In de taakcultuur is het uitgangspunt voor samenwerking: de taak die men gezamenlijk dient te klaren. Het individu is niet zo belangrijk. De klus moet af en daar is men samen verantwoordelijk voor. Daar voelt men zich ook verantwoordelijk voor. Het team staat voorop. De gemeenschappelijke verantwoordelijkheid is de samenbindende kracht, die zorgt dat ieder blijft meedoen. Verschil van mening wordt dan ook beslecht met argumenten, die gericht zijn op het volbrengen van de taak. De taakcultuur is flexibel. Afhankelijk van de omstandigheden kunnen taakgroepen worden opgeheven of snel nieuwe in het leven worden geroepen. In een organisatie met een dergelijke cultuur werken werknemers vaak samen in wisselende taakgroepen en is men snel bereid afspraken en regels te veranderen als de taak dit vraagt.
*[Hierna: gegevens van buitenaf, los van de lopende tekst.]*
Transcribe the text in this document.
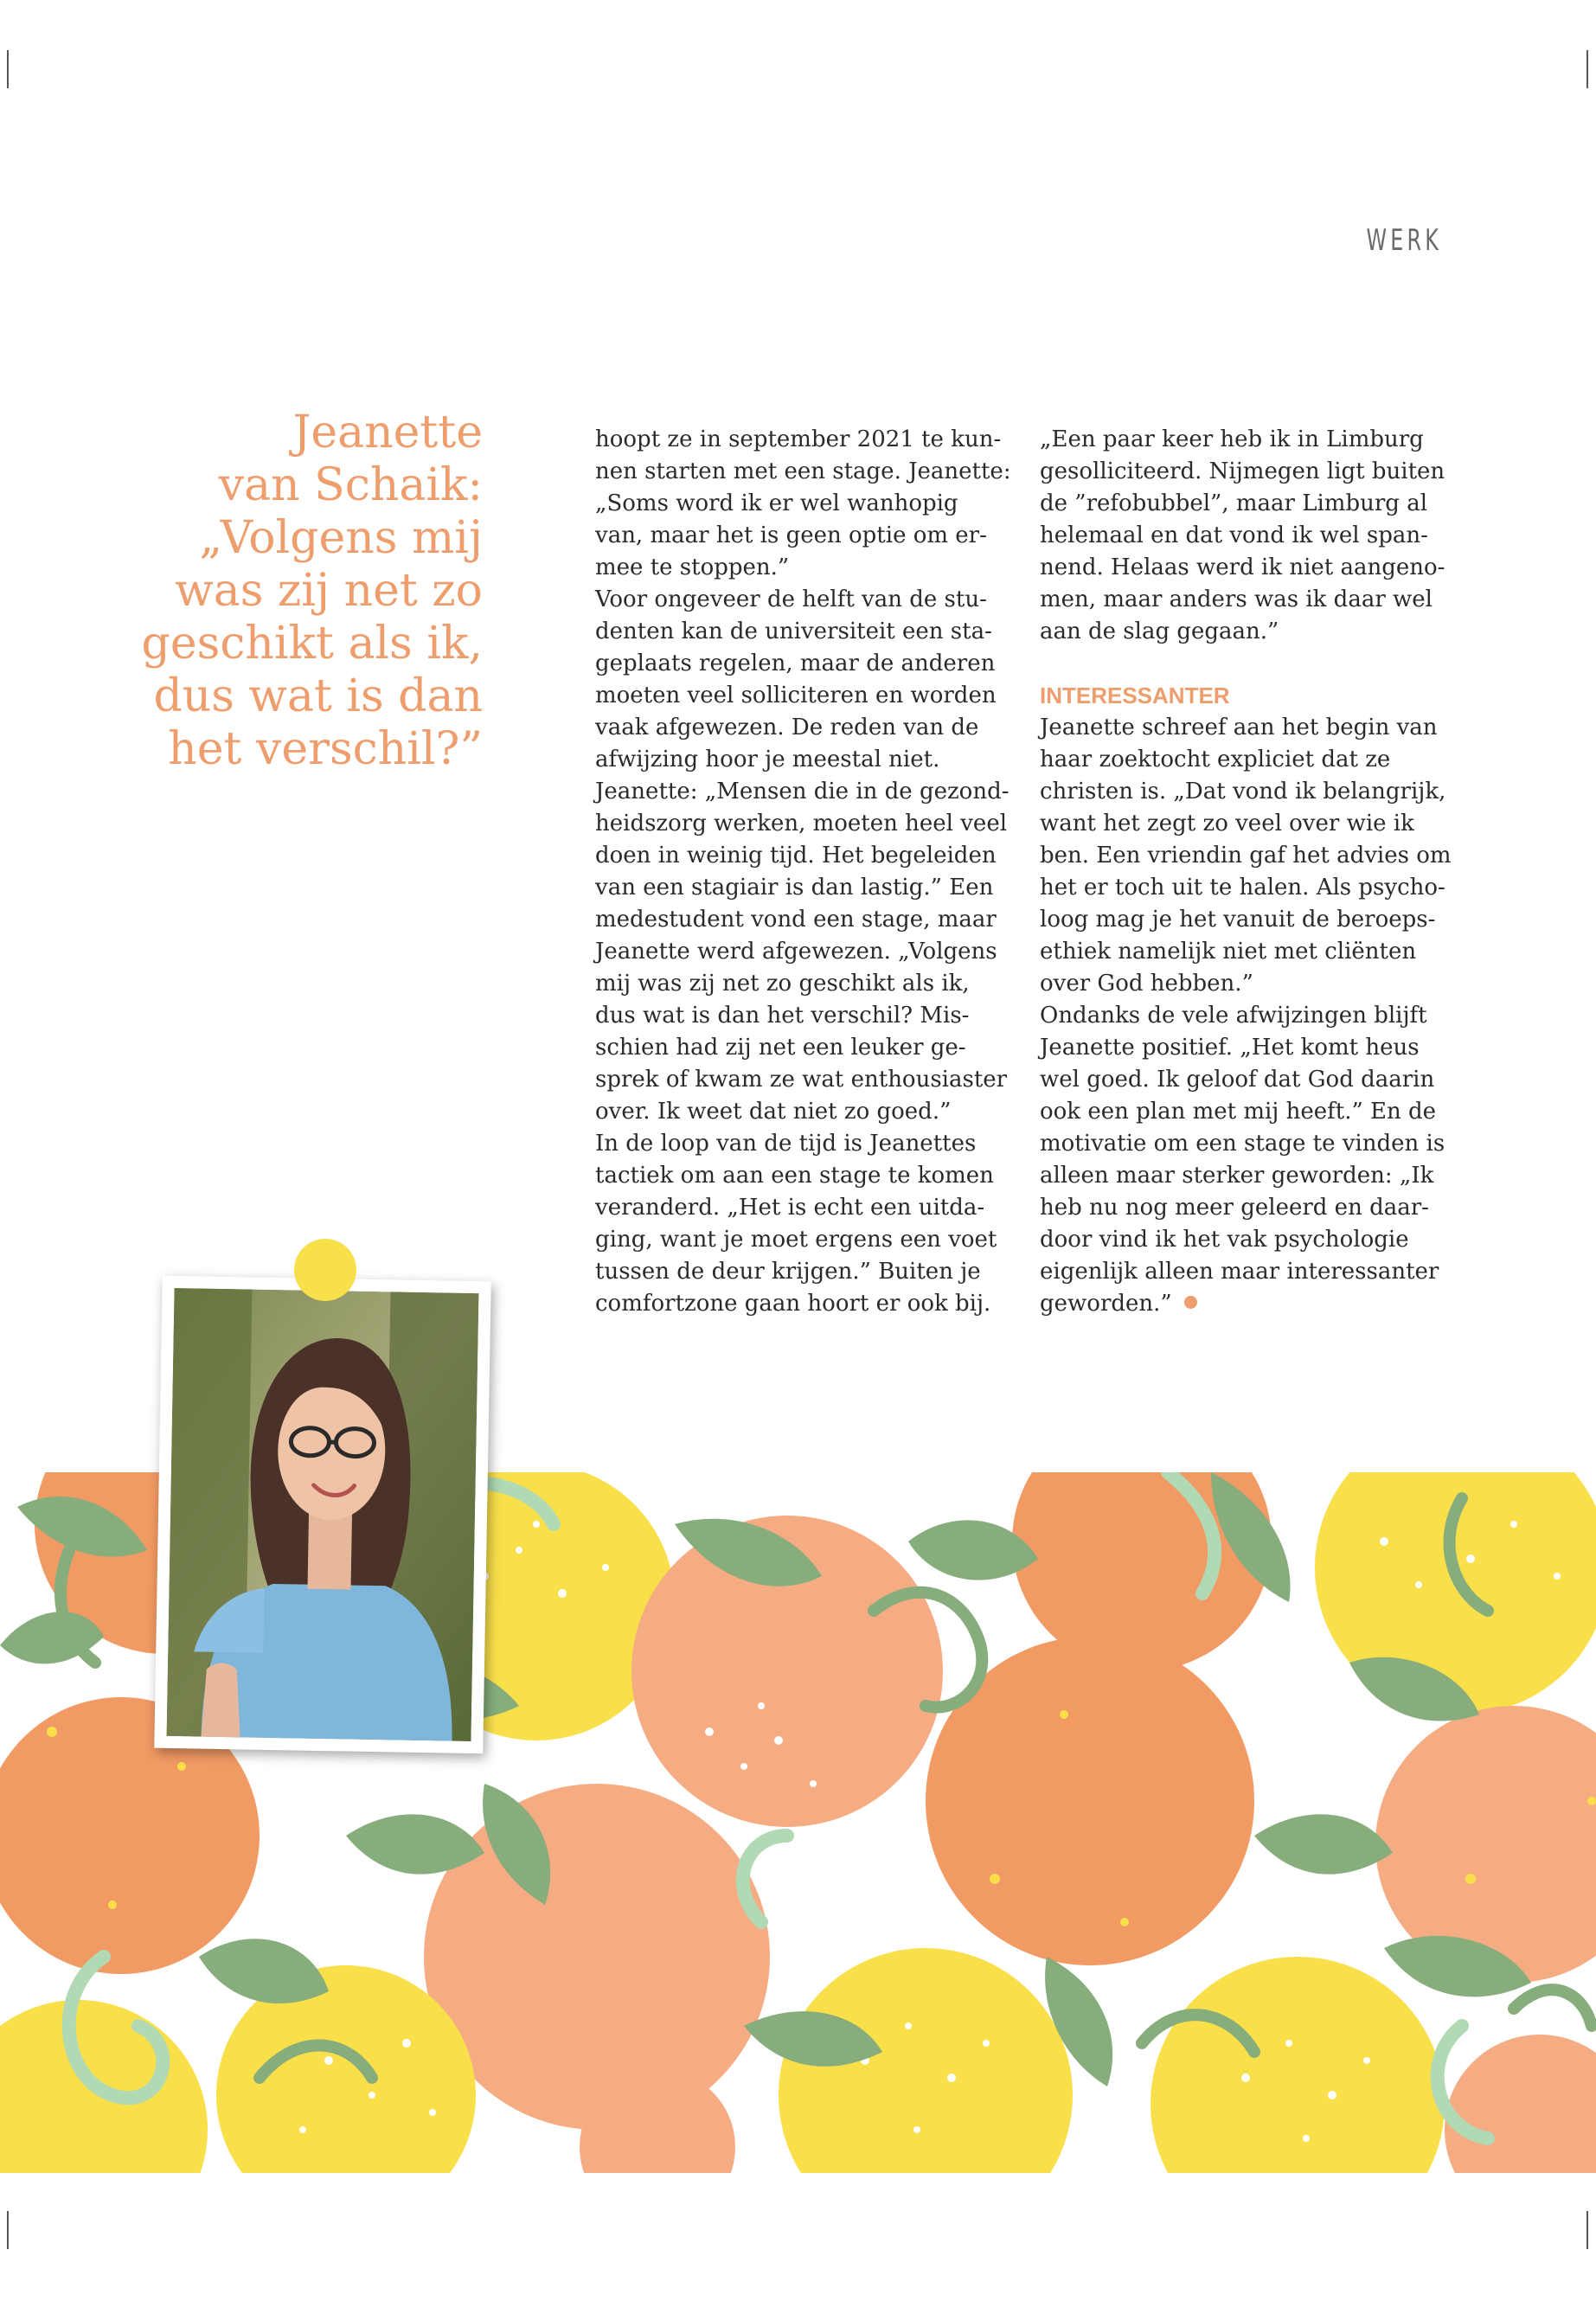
WERK
Jeanette
van Schaik:
„Volgens mij
was zij net zo
geschikt als ik,
dus wat is dan
het verschil?”

hoopt ze in september 2021 te kun-
nen starten met een stage. Jeanette:
„Soms word ik er wel wanhopig
van, maar het is geen optie om er-
mee te stoppen.”
Voor ongeveer de helft van de stu-
denten kan de universiteit een sta-
geplaats regelen, maar de anderen
moeten veel solliciteren en worden
vaak afgewezen. De reden van de
afwijzing hoor je meestal niet.
Jeanette: „Mensen die in de gezond-
heidszorg werken, moeten heel veel
doen in weinig tijd. Het begeleiden
van een stagiair is dan lastig.” Een
medestudent vond een stage, maar
Jeanette werd afgewezen. „Volgens
mij was zij net zo geschikt als ik,
dus wat is dan het verschil? Mis-
schien had zij net een leuker ge-
sprek of kwam ze wat enthousiaster
over. Ik weet dat niet zo goed.”
In de loop van de tijd is Jeanettes
tactiek om aan een stage te komen
veranderd. „Het is echt een uitda-
ging, want je moet ergens een voet
tussen de deur krijgen.” Buiten je
comfortzone gaan hoort er ook bij.

„Een paar keer heb ik in Limburg
gesolliciteerd. Nijmegen ligt buiten
de ”refobubbel”, maar Limburg al
helemaal en dat vond ik wel span-
nend. Helaas werd ik niet aangeno-
men, maar anders was ik daar wel
aan de slag gegaan.”

INTERESSANTER

Jeanette schreef aan het begin van
haar zoektocht expliciet dat ze
christen is. „Dat vond ik belangrijk,
want het zegt zo veel over wie ik
ben. Een vriendin gaf het advies om
het er toch uit te halen. Als psycho-
loog mag je het vanuit de beroeps-
ethiek namelijk niet met cliënten
over God hebben.”
Ondanks de vele afwijzingen blijft
Jeanette positief. „Het komt heus
wel goed. Ik geloof dat God daarin
ook een plan met mij heeft.” En de
motivatie om een stage te vinden is
alleen maar sterker geworden: „Ik
heb nu nog meer geleerd en daar-
door vind ik het vak psychologie
eigenlijk alleen maar interessanter
geworden.”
Wat betekent dit voor de (potentiële) medewerker
Medewerkers die passen in een dergelijke organisatie zijn groeps- en taakgericht, flexibel, zelfstandig, weinig bureaucratisch en vakbekwaam. Men beoordeelt elkaars bijdragen op basis van bruikbaarheid en niet op grond van status, leeftijd, positie of rang.
In welke organisaties
De taakcultuur komt voor in bedrijven of afdelingen van bedrijven waarbij de reactie-snelheid en de interdisciplinaire aanpak van problemen, gekoppeld aan creativiteit, centraal staan.
Organisatiestructuren die hierbij horen zijn de divisiestructuur en de projectorganisatie.
Voorbeelden van bedrijven met een taakcultuur zijn:
adviesbureaus, ontwikkelingsafdelingen van bedrijven, softwarehuizen (projectorganisaties) en grote organisaties die op verschillende deelmarkten opereren, zoals in de industriesector: Philips, Akzo, Unilever, Fiat en grootwinkelbedrijven zoals Bijenkorf Beheer.